SENSORY AND DEVELOPMENTAL ISSUES
Sensory Processing Disorder, though not formally recognized as a diagnosis, is often identified in children and adults by parents, teachers, and professionals. The way individuals respond to everyday sensory stimuli like light, sound, movement, and touch can vary, leading to over or under-reactions. Simple experiences such as the feel of a t-shirt tag, the ticking of a clock, a bumpy school bus ride, supermarket fluorescent lights, or the flickering of televisions in restaurants can significantly affect the attention and behavior of those sensitive to these stimuli.
Understanding the triggers for these changes in attention or behavior can be challenging because sensory perception is subjective. If you've always accurately perceived your sensory world, it's hard to imagine others experiencing the same stimuli differently. Besides the five common senses, we also have the vestibular sense, which helps us perceive head movement, and proprioception, which informs us of our body's position in space. Accurately perceiving our bodies and movement is crucial for the brain to maintain orientation, balance, and stability. Errors in this sensory processing can greatly influence attention and behavior.

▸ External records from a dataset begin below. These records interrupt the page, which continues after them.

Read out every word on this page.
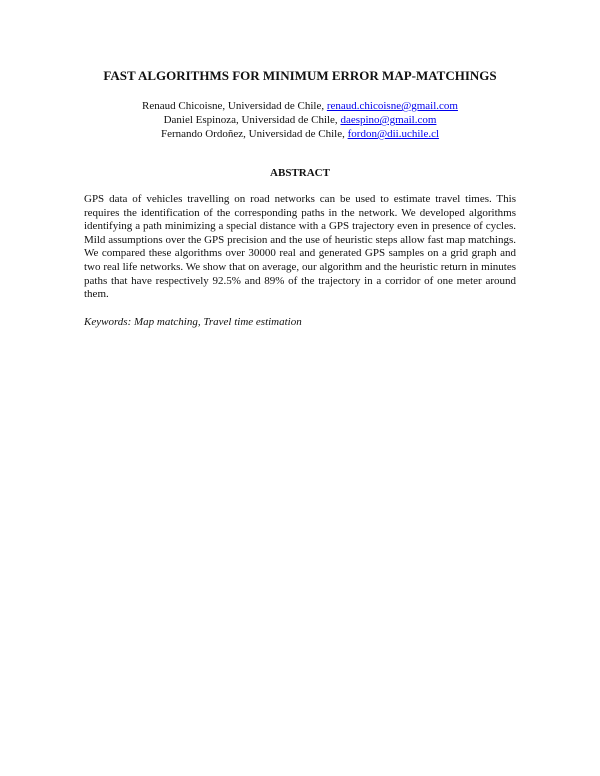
FAST ALGORITHMS FOR MINIMUM ERROR MAP-MATCHINGS
Renaud Chicoisne, Universidad de Chile, renaud.chicoisne@gmail.com
Daniel Espinoza, Universidad de Chile, daespino@gmail.com
Fernando Ordoñez, Universidad de Chile, fordon@dii.uchile.cl
ABSTRACT

GPS data of vehicles travelling on road networks can be used to estimate travel times. This requires the identification of the corresponding paths in the network. We developed algorithms identifying a path minimizing a special distance with a GPS trajectory even in presence of cycles. Mild assumptions over the GPS precision and the use of heuristic steps allow fast map matchings. We compared these algorithms over 30000 real and generated GPS samples on a grid graph and two real life networks. We show that on average, our algorithm and the heuristic return in minutes paths that have respectively 92.5% and 89% of the trajectory in a corridor of one meter around them.

Keywords: Map matching, Travel time estimation
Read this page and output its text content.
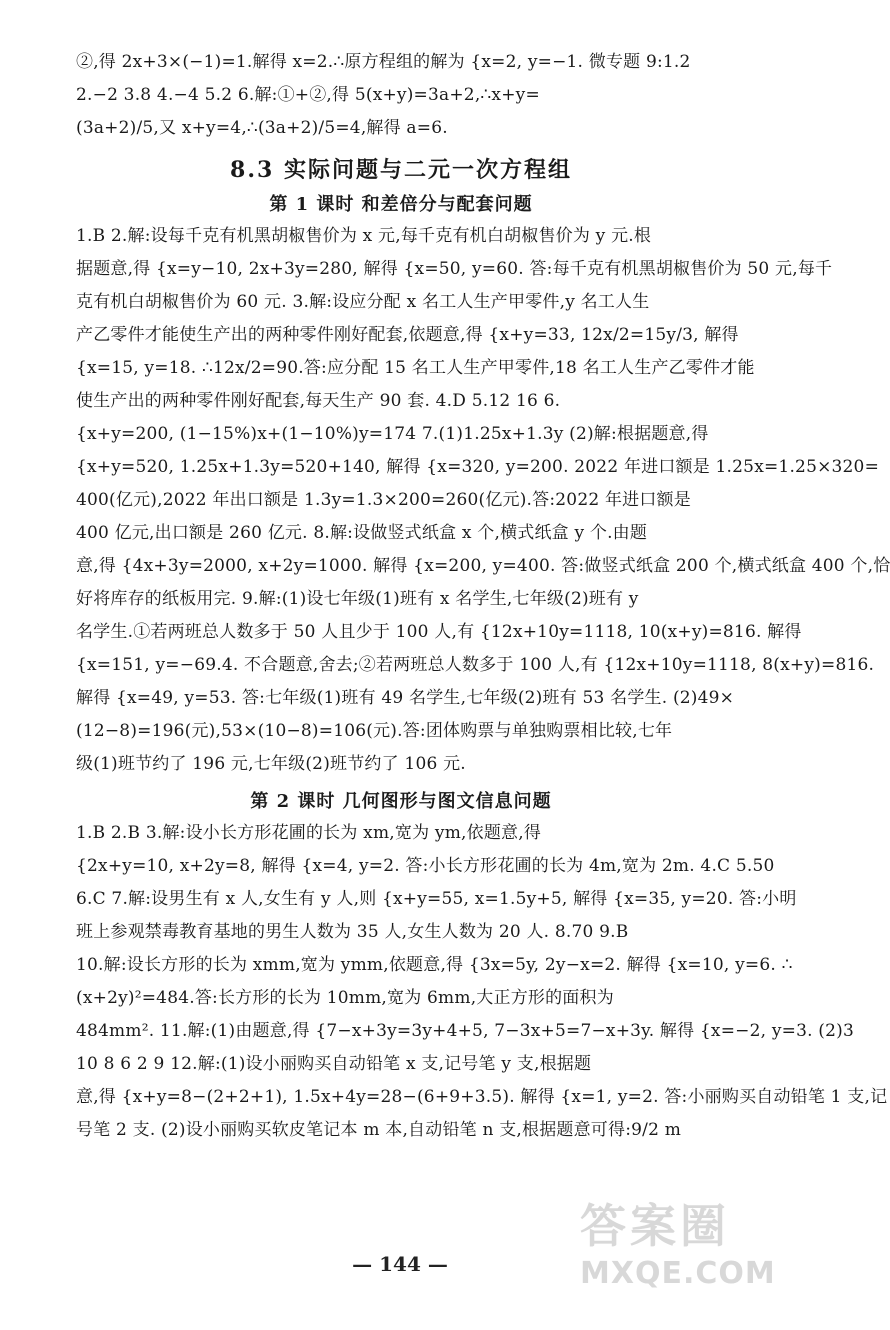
②,得 2x+3×(−1)=1.解得 x=2.∴原方程组的解为 {x=2, y=−1. 微专题 9:1.2
2.−2 3.8 4.−4 5.2 6.解:①+②,得 5(x+y)=3a+2,∴x+y=
(3a+2)/5,又 x+y=4,∴(3a+2)/5=4,解得 a=6.
8.3 实际问题与二元一次方程组
第 1 课时 和差倍分与配套问题
1.B 2.解:设每千克有机黑胡椒售价为 x 元,每千克有机白胡椒售价为 y 元.根
据题意,得 {x=y−10, 2x+3y=280, 解得 {x=50, y=60. 答:每千克有机黑胡椒售价为 50 元,每千
克有机白胡椒售价为 60 元. 3.解:设应分配 x 名工人生产甲零件,y 名工人生
产乙零件才能使生产出的两种零件刚好配套,依题意,得 {x+y=33, 12x/2=15y/3, 解得
{x=15, y=18. ∴12x/2=90.答:应分配 15 名工人生产甲零件,18 名工人生产乙零件才能
使生产出的两种零件刚好配套,每天生产 90 套. 4.D 5.12 16 6.
{x+y=200, (1−15%)x+(1−10%)y=174 7.(1)1.25x+1.3y (2)解:根据题意,得
{x+y=520, 1.25x+1.3y=520+140, 解得 {x=320, y=200. 2022 年进口额是 1.25x=1.25×320=
400(亿元),2022 年出口额是 1.3y=1.3×200=260(亿元).答:2022 年进口额是
400 亿元,出口额是 260 亿元. 8.解:设做竖式纸盒 x 个,横式纸盒 y 个.由题
意,得 {4x+3y=2000, x+2y=1000. 解得 {x=200, y=400. 答:做竖式纸盒 200 个,横式纸盒 400 个,恰
好将库存的纸板用完. 9.解:(1)设七年级(1)班有 x 名学生,七年级(2)班有 y
名学生.①若两班总人数多于 50 人且少于 100 人,有 {12x+10y=1118, 10(x+y)=816. 解得
{x=151, y=−69.4. 不合题意,舍去;②若两班总人数多于 100 人,有 {12x+10y=1118, 8(x+y)=816.
解得 {x=49, y=53. 答:七年级(1)班有 49 名学生,七年级(2)班有 53 名学生. (2)49×
(12−8)=196(元),53×(10−8)=106(元).答:团体购票与单独购票相比较,七年
级(1)班节约了 196 元,七年级(2)班节约了 106 元.
第 2 课时 几何图形与图文信息问题
1.B 2.B 3.解:设小长方形花圃的长为 xm,宽为 ym,依题意,得
{2x+y=10, x+2y=8, 解得 {x=4, y=2. 答:小长方形花圃的长为 4m,宽为 2m. 4.C 5.50
6.C 7.解:设男生有 x 人,女生有 y 人,则 {x+y=55, x=1.5y+5, 解得 {x=35, y=20. 答:小明
班上参观禁毒教育基地的男生人数为 35 人,女生人数为 20 人. 8.70 9.B
10.解:设长方形的长为 xmm,宽为 ymm,依题意,得 {3x=5y, 2y−x=2. 解得 {x=10, y=6. ∴
(x+2y)²=484.答:长方形的长为 10mm,宽为 6mm,大正方形的面积为
484mm². 11.解:(1)由题意,得 {7−x+3y=3y+4+5, 7−3x+5=7−x+3y. 解得 {x=−2, y=3. (2)3
10 8 6 2 9 12.解:(1)设小丽购买自动铅笔 x 支,记号笔 y 支,根据题
意,得 {x+y=8−(2+2+1), 1.5x+4y=28−(6+9+3.5). 解得 {x=1, y=2. 答:小丽购买自动铅笔 1 支,记
号笔 2 支. (2)设小丽购买软皮笔记本 m 本,自动铅笔 n 支,根据题意可得:9/2 m
— 144 —
答案圈
MXQE.COM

At the Connections Brain-Based Therapy Center, we conduct thorough assessments of these sensory systems. We observe and measure the brain's predictable reflexive responses to sensory stimuli. For instance, we should be able to precisely identify where we are touched, or when turning our head, our eyes should move oppositely to maintain focus on a target. Errors in these and other tests can indicate a sensory processing issue, which can often be corrected with therapeutic intervention.
Currently, 1 in 42 boys and 1 in 68 children overall are diagnosed with autism, making it the fastest-growing developmental disorder in the United States. Autism is not the only developmental disorder; delays in speech, motor skills, and pervasive developmental disorders are also prevalent. ADHD, for instance, is seen as a delay in the development of networks for attention and impulse control.
Every child with a developmental delay is unique, requiring individualized assessment and a tailored intervention strategy. These strategies might need to include components of speech, motor, sensory, social, behavioral, and emotional development.
In autism, research on the cause and brain networks involved is ongoing and sometimes contradictory, leading to a wide range of individual presentations. Our individualized assessments at the Connections Brain-Based Therapy Center are structured, examining fundamental brainstem reflexes, coordination from the cerebellum, sensory and motor functions from higher brain areas, and executive functions from the frontal lobes. This approach allows us to analyze foundational brain functions, pinpoint specific breakdowns, and develop personalized, evidence-based strategies for progress.
A key focus in our evaluations is the child’s system for orientation. The brain prioritizes a sense of orientation for safety and awareness, combining vestibular, visual, and proprioceptive inputs. If this system is even slightly misaligned, the impact can be substantial. Therefore, our therapies often include vestibular therapy, ocular-motor training, and sensory-motor activities, all vital components of our treatment plans.